While these generous attempts by the two great institutions are in the right direction, the current situation in Kenya points to some structural deficiencies coupled with dragging dispositions on the part of stakeholders and the international community in response to issues bordering on the very survival of people on the continent.
Unlike the Tsunami, Katrina and the Pakistani earthquake all of which occurred like a bolt from the blue, the warning signals about the looming crisis in Kenya have been sent out early enough to prompt the international community to start taking steps to contain the situation to avert the unfolding disaster, but unfortunately business is as usual.
Let us face it: the UN’s much-trumpeted Millennium Development Goals, debt relief and the doubling of aid to the continent by the world’s richest countries and other charities directed towards the reduction of poverty and hunger are beginning to be fractured by these events just like other laudable measures in the past, which could not deliver the needed remedies due to lack of commitment in their implementation.
The signs are clear that, if we continue business as usual, without the commitments that are required of us in order to deliver the needed remedies to these economies to bring them back on track, we may lose it all.
Reflecting on the plight of those caught up in this vicious cycle of starvation, it is clear that they need to live for today to rekindle in them the hope of living to see tomorrows new Kenya , Niger, Zimbabwe, Sudan, Somalia and, in fact, a transformed Africa (with a complete makeover) where poverty is halved and hunger is arrested completely.
It is depressing to behold, on the screens, the sight of some parents praying sincerely for their infant babies to close their eyes and never to open them again, hoping they may be relieved of all the pain by giving up the ghost. Others starving mothers continue to offer their breast, which must have ceased lactation for days if not weeks, to their hunger-weary children to stop them from sobbing but to no avail.
For those young ones who may survive, the lifelong effects, which may impair their physical and psychological development, are inevitable as these excruciating experiences are occurring during the most delicate periods of their lives-the brain’s most formative years.
Incontrovertibly, children are the hope for the future of any generation of people and, if so, the world must consider the plight of these children who hold the key to Africa’s future, and respond to their call. Let’s not look on unconcerned whilst their lives are abruptly ended because of starvation.
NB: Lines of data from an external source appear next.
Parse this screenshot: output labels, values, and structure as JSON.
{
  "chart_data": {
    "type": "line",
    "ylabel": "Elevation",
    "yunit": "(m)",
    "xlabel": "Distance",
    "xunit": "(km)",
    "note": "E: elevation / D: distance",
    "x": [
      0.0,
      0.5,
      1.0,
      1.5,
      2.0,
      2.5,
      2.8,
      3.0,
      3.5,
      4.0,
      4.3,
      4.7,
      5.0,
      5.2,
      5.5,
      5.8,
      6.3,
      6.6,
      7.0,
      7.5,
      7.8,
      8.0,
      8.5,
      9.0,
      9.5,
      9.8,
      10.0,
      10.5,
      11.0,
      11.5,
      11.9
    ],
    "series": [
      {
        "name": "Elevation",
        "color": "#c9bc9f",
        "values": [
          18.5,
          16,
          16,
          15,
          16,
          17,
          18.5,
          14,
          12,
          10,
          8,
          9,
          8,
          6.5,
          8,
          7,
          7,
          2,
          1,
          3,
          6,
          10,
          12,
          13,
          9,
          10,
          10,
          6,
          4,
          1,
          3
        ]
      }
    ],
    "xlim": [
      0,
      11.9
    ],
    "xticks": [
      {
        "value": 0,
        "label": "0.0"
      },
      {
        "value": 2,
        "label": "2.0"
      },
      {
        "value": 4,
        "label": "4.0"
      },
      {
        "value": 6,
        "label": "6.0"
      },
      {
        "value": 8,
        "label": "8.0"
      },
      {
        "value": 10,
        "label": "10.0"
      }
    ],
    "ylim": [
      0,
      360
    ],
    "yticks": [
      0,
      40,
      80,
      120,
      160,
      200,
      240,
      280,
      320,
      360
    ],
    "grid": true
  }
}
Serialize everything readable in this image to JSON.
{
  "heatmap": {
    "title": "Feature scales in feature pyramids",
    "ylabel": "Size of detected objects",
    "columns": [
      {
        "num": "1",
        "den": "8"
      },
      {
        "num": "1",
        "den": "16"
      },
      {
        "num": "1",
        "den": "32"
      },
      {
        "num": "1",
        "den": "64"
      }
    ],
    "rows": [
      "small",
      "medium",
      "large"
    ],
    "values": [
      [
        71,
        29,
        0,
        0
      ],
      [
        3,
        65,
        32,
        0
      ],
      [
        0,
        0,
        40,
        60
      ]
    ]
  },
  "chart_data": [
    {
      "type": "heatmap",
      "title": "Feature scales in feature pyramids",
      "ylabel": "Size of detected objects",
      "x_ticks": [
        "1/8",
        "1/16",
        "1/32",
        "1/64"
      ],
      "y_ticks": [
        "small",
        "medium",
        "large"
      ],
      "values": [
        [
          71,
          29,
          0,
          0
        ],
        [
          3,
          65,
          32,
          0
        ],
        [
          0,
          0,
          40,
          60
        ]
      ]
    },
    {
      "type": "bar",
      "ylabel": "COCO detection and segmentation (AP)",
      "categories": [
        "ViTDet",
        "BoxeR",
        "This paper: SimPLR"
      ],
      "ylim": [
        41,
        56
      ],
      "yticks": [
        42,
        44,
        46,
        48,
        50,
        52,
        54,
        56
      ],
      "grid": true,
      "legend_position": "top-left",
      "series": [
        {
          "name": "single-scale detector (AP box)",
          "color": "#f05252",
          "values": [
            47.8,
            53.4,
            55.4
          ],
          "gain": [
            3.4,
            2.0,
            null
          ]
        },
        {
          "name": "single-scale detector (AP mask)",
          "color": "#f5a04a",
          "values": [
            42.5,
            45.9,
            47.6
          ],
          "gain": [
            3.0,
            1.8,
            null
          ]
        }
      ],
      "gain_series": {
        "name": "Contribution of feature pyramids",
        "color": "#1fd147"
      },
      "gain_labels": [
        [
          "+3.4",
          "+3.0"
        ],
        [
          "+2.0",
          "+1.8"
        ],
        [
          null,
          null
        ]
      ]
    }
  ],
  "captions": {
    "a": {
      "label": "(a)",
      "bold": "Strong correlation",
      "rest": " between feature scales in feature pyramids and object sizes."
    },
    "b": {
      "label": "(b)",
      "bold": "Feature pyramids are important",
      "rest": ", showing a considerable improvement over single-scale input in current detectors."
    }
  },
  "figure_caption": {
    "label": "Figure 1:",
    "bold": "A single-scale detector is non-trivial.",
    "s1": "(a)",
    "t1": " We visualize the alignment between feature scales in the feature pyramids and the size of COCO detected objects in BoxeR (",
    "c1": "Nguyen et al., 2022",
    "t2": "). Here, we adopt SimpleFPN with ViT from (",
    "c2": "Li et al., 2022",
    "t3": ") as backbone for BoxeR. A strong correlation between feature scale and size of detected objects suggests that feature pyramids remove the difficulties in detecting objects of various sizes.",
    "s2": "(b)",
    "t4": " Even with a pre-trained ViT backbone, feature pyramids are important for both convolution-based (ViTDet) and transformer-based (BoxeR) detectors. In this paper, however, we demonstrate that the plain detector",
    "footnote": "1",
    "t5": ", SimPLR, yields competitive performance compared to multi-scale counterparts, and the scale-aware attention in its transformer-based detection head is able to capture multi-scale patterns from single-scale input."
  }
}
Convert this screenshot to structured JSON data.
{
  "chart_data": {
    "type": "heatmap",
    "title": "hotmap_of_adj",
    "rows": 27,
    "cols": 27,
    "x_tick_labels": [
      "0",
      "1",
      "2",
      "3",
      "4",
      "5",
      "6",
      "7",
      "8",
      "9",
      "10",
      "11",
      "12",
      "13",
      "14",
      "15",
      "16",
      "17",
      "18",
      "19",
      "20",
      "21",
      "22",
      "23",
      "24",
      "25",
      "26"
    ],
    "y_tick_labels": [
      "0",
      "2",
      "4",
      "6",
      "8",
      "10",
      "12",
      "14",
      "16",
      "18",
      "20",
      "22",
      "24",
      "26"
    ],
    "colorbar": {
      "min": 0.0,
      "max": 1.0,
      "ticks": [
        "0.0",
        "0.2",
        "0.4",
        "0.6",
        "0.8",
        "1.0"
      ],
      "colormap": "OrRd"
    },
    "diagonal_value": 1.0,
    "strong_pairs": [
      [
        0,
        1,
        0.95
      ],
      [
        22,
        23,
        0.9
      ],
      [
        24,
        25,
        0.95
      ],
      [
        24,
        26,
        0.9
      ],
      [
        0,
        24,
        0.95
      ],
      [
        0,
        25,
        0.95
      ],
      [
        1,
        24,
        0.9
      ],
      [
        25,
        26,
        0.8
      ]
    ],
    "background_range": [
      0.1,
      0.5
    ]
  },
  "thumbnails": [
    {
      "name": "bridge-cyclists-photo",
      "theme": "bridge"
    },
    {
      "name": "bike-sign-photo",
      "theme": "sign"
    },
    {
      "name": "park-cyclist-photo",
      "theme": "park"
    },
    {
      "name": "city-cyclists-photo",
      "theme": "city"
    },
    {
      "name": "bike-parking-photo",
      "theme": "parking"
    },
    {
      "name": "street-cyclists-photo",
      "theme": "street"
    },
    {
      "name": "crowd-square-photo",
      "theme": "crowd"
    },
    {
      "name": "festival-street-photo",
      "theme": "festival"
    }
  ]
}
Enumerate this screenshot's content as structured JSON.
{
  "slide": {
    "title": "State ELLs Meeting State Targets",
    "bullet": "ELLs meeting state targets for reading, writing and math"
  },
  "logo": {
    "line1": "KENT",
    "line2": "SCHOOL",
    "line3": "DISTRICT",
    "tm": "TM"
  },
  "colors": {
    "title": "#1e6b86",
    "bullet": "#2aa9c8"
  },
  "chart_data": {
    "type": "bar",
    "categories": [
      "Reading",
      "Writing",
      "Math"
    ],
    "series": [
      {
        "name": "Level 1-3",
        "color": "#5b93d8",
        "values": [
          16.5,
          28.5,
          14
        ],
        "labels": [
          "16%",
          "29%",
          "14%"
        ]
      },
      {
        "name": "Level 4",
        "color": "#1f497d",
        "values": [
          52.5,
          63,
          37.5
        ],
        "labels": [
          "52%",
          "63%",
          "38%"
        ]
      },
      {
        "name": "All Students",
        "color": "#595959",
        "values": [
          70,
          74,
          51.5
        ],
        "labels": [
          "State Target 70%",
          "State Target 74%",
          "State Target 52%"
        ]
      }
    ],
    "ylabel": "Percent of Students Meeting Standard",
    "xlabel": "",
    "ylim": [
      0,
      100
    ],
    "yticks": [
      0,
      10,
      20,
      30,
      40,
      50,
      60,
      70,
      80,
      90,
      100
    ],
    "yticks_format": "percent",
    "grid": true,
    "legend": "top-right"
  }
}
There is also the need for African governments to consider provisions that will allow for voluntary but facilitated relocation of some of these individuals caught up in this hopeless situation rather than making it difficult for them to move out of these locales. Confining people to these locales will only be suicidal, as insights into the long-term weather conditions on the continent points to a complete drying up of water resources in some locales where people are still confined. The signs are manifesting in these areas, so let us act now to reduce human pain and suffering.